From the looks of your question, you're looking to do something like the following:

>>> Pargs = [str(i) for i in range(9)]
>>> Pargs
9: ['0', '1', '2', '3', '4', '5', '6', '7', '8']
>>> indeces = [(i, j) for i in range(3) for j in range(3)]
10: [(0, 0), (0, 1), (0, 2), (1, 0), (1, 1), (1, 2), (2, 0), (2, 1), (2, 2)]

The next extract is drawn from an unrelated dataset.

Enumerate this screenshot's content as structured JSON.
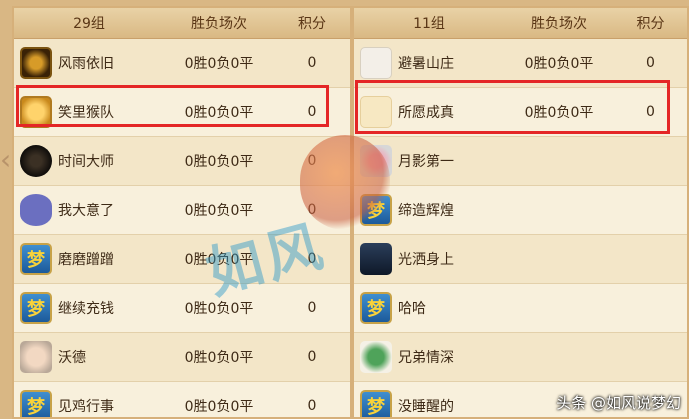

>>> D = [{'event':Pargs[ind], 'i':i[0], 'j':i[1]} for ind, i in enumerate(indeces)]
>>> D
11: [{'event': '0', 'i': 0, 'j': 0},
 {'event': '1', 'i': 0, 'j': 1},
 {'event': '2', 'i': 0, 'j': 2},
 {'event': '3', 'i': 1, 'j': 0},
 {'event': '4', 'i': 1, 'j': 1},
 {'event': '5', 'i': 1, 'j': 2},
 {'event': '6', 'i': 2, 'j': 0},
 {'event': '7', 'i': 2, 'j': 1},
 {'event': '8', 'i': 2, 'j': 2}]
>>> 

The key you seemed to be missing in your attempts was to iterate through indeces and Pargs at the same time.